There’s no turning back once you’ve achieved fitness

Living Well: a column about fitness, motivation and how to feel better about yourself.

I grew up in Ashcroft. After high school I moved to Alberta and worked in the Oil Patch running chainsaw and surveying. I didn’t work out or “exercise” – as my job was so physical, I didn’t really need to. When my first child was born I got a job at a coal mine so I could be at home more often. In only two years my metabolism slowed right down, and I became overweight, lazy, and depressed.

I started my new job five years ago at Highland Valley Copper.
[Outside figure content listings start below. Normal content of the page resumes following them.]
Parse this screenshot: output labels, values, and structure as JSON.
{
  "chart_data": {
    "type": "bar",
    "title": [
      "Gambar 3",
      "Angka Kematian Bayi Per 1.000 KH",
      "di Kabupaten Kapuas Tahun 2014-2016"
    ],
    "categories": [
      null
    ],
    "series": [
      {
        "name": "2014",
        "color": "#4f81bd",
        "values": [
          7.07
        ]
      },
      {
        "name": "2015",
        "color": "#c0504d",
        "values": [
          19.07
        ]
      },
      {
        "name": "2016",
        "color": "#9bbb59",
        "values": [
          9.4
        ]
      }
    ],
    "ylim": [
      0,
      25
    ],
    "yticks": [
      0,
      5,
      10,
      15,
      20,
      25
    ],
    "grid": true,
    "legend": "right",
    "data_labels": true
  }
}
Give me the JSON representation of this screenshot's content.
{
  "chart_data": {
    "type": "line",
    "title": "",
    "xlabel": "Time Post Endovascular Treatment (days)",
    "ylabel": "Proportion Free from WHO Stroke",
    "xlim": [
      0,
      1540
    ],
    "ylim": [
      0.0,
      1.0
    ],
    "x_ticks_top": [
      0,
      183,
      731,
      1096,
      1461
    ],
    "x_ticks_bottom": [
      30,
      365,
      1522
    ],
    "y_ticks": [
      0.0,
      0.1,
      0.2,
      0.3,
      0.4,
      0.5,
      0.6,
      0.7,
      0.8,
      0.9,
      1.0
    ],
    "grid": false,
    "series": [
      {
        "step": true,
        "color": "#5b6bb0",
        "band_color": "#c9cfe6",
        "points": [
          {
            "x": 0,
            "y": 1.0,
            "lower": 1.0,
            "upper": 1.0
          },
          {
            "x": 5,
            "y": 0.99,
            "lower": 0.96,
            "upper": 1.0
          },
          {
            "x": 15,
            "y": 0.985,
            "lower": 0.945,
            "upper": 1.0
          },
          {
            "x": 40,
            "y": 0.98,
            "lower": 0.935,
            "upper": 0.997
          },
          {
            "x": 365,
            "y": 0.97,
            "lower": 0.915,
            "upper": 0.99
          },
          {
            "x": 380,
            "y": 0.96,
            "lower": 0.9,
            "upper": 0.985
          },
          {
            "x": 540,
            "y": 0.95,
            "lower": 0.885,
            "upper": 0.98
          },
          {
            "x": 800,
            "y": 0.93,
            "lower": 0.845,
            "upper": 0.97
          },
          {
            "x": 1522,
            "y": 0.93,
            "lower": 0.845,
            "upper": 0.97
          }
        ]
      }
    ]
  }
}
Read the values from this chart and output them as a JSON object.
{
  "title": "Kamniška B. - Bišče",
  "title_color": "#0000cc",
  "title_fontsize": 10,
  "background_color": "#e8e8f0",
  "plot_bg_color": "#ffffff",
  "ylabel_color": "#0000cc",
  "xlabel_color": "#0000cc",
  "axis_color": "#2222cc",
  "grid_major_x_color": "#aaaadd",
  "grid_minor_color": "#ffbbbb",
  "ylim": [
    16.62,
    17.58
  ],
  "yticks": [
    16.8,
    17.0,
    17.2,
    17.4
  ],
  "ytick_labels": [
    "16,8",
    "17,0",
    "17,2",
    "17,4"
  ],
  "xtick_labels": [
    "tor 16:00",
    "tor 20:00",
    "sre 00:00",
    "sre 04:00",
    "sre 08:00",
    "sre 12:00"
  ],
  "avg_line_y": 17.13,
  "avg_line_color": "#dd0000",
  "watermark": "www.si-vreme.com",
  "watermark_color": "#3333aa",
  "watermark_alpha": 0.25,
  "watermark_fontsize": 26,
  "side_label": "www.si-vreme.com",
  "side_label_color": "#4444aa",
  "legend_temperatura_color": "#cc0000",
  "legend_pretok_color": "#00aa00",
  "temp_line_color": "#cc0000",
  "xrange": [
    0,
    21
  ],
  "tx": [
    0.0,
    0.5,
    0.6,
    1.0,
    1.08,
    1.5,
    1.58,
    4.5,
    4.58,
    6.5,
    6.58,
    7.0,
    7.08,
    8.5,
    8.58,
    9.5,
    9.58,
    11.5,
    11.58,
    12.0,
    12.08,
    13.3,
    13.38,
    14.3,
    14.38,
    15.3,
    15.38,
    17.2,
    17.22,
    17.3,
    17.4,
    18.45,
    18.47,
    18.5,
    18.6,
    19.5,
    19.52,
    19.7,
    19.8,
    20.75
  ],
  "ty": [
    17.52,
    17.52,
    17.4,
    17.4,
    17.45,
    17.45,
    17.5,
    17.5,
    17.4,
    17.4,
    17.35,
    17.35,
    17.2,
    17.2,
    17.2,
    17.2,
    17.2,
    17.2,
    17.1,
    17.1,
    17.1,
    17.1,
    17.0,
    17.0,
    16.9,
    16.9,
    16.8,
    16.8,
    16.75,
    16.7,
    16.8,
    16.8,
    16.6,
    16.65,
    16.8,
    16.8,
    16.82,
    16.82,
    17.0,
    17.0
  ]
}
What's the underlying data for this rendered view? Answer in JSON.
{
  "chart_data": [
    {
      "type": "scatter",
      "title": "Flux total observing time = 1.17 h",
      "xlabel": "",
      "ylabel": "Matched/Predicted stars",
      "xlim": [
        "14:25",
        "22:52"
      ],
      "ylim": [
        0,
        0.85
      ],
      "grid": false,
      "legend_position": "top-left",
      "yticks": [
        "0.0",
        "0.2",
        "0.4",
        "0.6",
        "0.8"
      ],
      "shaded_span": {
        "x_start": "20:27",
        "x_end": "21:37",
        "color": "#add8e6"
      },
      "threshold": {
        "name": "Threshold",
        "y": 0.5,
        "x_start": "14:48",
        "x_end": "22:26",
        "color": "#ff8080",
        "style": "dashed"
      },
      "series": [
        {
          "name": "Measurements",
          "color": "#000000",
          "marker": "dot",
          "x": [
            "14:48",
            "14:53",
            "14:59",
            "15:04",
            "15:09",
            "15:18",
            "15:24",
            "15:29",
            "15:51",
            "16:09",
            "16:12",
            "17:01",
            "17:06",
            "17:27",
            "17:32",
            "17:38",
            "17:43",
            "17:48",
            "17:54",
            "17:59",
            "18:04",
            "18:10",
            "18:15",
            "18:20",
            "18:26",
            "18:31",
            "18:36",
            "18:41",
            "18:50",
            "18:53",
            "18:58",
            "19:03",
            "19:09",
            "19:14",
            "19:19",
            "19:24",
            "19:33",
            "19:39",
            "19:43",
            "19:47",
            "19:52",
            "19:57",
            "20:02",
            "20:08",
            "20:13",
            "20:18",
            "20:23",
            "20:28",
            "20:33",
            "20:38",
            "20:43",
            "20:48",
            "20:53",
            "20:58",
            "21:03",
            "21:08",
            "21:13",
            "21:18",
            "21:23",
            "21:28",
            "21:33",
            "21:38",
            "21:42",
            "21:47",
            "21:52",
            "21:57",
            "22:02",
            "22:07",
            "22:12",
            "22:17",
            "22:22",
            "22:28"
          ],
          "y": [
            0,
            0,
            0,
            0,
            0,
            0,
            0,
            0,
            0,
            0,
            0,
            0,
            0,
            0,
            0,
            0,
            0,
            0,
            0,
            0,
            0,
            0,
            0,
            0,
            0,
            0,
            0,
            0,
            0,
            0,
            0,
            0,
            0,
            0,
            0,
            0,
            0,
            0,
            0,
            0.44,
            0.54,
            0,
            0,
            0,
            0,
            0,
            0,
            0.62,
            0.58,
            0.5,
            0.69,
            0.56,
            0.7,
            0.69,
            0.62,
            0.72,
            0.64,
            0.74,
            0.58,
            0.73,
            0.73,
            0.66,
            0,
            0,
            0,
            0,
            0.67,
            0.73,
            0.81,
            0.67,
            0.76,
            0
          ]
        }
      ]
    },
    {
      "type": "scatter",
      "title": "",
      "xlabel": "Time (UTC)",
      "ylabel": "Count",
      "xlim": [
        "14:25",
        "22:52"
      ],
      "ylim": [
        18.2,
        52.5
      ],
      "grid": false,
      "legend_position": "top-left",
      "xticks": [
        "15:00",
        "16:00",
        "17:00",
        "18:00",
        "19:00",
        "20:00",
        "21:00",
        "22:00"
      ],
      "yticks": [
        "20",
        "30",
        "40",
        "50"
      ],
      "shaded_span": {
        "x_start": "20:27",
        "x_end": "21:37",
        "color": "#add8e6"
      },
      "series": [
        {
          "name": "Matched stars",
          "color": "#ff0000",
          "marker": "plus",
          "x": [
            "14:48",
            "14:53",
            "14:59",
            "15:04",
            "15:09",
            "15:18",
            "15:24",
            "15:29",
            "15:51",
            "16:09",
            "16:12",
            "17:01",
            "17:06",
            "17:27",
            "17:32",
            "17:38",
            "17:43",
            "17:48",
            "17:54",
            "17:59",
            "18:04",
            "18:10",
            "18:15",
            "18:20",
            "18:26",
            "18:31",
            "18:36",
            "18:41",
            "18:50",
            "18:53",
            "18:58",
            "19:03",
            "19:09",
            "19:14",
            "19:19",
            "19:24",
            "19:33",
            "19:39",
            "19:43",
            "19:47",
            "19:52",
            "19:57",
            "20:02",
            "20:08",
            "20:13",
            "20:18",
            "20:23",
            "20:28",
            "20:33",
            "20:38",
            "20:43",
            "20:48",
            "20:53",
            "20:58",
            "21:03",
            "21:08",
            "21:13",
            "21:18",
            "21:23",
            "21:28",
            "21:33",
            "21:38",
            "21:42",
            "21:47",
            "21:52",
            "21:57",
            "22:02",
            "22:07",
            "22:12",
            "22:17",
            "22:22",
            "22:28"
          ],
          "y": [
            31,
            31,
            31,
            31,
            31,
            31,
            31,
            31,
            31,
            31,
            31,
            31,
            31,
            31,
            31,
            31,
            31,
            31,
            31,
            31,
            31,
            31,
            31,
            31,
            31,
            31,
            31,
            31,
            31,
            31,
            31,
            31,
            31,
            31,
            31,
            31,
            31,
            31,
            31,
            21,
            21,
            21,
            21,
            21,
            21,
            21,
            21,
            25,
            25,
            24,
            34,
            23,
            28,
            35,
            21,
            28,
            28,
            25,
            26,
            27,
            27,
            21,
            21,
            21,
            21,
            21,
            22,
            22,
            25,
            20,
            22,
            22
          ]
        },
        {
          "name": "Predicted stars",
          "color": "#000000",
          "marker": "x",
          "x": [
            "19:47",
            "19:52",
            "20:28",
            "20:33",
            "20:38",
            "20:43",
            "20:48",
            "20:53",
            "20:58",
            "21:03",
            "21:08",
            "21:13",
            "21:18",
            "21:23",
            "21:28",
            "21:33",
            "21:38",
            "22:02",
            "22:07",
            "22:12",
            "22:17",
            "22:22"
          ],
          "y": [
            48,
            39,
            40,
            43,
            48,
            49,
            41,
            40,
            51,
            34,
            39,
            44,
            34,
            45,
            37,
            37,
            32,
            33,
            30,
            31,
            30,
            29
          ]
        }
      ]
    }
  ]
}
With my new job, I wanted to make a big change in my lifestyle – to lose weight and feel better about myself. I figured I’d work out with weights at the gym for half an hour, and then go for a half hour run.

That was working really well. My metabolism was increasing, and I was feeling pretty good, but I needed to take a look at what I was eating. I was a candy junkie, so I eliminated sugar from my diet. I read that it takes about 10 days for the sugar cravings to go away. That’s about how long it took, and I felt great.

Two years after doing my daily weights and running routine, I entered a 10 km running race in Kamloops. My goal was to cross the finish line without having to walk. I was ecstatic after accomplishing my goal. I loved being around hundreds of people who were a lot like me, just trying to stay in shape and feel as young as they could. Everyone had so much vibrant energy.

I bought a road racing bicycle shortly after that race and started cycling as well as running. Then one day I decided I’d like to try doing a triathlon. A triathlon is a race that combines swimming, bicycling, then running. My wife said, “but you’ll have to swim, you don’t know how to swim!” I learned how to swim and completed the triathlon. I was hooked. Triathlons were awesome, the people were so fit and I wanted to be a Triathlete. Since that day three years ago, I have raced in over 20 triathlons, marathons, some bicycle races, and ran many shorter distance trail races. My training now always has two purposes – to stay fit, and to finish as well as I can in the next race coming up.

I will be writing a monthly column in The Journal regarding topics such as fitness, motivation, nutrition, weight loss, training, and basically just how to feel better about yourself.